Your high country Muleys will typically end up in the basins they will summer in by the end of July, making scouting a key component of your success. Remember that 95% or the deer will use only 5% of the country, so some basins that look great may not carry. The snowpack this year is WELL below average, so the bucks are already transitioning and will be above 9-10k already.
If you are hunting true above timberline, you will most likely be hunting above 12,500 ft. where they bed in the cliffs or right below them in krumholtz patches aka (stunted pines above timber) You will want to focus on scouting first light to locate the bachelor groups before they bed up for the day. This will enable you to focus on key feeding and movement times to concentrate your efforts. Even thought the deer will bed out in the open, they are much tougher to locate once they bed, so that is why it is key to find them feeding in the graylight.

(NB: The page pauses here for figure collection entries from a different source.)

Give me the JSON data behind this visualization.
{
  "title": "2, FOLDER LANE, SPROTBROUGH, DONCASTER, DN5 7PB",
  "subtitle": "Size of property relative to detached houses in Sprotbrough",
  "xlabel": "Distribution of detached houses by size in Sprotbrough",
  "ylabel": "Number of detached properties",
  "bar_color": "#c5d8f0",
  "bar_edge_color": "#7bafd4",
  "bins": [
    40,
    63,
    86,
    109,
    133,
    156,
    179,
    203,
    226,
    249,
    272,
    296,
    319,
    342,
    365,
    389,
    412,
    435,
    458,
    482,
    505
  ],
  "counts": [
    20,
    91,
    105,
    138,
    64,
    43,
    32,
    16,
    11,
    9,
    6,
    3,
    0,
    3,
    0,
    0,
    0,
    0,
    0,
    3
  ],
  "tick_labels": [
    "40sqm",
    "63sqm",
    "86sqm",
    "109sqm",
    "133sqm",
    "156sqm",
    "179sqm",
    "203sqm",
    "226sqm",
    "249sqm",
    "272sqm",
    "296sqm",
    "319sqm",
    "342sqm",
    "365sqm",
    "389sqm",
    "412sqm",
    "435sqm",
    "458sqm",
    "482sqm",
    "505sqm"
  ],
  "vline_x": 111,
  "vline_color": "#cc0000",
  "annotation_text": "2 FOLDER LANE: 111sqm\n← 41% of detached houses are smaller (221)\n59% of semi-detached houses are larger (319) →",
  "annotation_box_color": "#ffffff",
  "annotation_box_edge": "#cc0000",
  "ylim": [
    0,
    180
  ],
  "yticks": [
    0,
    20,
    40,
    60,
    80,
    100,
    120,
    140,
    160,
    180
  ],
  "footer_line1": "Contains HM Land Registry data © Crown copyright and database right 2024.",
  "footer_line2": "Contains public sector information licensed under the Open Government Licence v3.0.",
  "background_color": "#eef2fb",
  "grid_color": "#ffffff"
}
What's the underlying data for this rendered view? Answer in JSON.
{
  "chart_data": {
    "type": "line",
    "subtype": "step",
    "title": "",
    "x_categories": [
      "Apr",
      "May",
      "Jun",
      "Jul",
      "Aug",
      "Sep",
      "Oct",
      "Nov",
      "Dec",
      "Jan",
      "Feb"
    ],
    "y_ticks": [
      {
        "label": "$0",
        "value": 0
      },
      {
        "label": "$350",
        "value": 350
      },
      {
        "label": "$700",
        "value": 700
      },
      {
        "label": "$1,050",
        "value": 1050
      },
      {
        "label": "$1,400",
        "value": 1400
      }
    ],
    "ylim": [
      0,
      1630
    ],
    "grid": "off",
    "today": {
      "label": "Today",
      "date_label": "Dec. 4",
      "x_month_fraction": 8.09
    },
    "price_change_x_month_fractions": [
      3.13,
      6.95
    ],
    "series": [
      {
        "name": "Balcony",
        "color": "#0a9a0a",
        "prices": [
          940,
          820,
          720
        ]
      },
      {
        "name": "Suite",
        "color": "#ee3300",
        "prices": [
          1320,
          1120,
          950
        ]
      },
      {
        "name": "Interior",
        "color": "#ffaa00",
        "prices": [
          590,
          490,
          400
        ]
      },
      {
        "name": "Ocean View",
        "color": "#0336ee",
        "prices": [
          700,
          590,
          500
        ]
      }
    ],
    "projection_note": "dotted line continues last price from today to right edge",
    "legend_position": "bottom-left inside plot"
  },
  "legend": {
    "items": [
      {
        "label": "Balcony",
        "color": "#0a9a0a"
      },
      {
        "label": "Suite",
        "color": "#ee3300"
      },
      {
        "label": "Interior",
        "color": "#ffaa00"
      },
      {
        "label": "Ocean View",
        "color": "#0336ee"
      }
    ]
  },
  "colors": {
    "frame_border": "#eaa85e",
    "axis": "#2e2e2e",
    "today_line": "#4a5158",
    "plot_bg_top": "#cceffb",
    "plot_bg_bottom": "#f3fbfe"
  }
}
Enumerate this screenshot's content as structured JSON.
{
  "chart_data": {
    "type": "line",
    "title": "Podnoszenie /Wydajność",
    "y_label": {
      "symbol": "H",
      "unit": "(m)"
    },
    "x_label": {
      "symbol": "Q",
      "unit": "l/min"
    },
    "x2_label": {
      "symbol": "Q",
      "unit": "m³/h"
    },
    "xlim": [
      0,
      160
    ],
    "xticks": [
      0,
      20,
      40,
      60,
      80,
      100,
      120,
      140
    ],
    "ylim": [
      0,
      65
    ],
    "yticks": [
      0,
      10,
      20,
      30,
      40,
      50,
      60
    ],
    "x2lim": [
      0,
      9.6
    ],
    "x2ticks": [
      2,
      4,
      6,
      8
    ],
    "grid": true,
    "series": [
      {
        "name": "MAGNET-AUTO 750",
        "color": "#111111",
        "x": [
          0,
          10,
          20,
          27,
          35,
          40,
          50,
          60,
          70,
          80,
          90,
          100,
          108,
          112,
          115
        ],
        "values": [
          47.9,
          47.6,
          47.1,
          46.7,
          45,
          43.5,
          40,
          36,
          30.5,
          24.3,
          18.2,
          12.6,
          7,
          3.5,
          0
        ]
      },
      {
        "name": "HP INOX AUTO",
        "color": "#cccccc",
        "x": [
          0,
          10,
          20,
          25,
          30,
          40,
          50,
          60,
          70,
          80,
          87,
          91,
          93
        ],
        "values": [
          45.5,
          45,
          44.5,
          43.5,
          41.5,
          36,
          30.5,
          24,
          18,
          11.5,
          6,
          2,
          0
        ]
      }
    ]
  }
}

The deer will develop a routine that they will follow almost every day without fail even after they get bumped, they will most likely come back once or twice even if you do blow them out... Very much so creatures of habit unless they get too much pressure. There are usually a lot of hikers but the deer bed and feed fairly far away from human activity... If you have a trail going up into a basin through the bottom, the deer will most likely be bedded 1/2 mile away, high up on the ribbon cliffed basin walls above the trail anyway, so hikers rarely have any impact on the deer anyway... Hope this helps!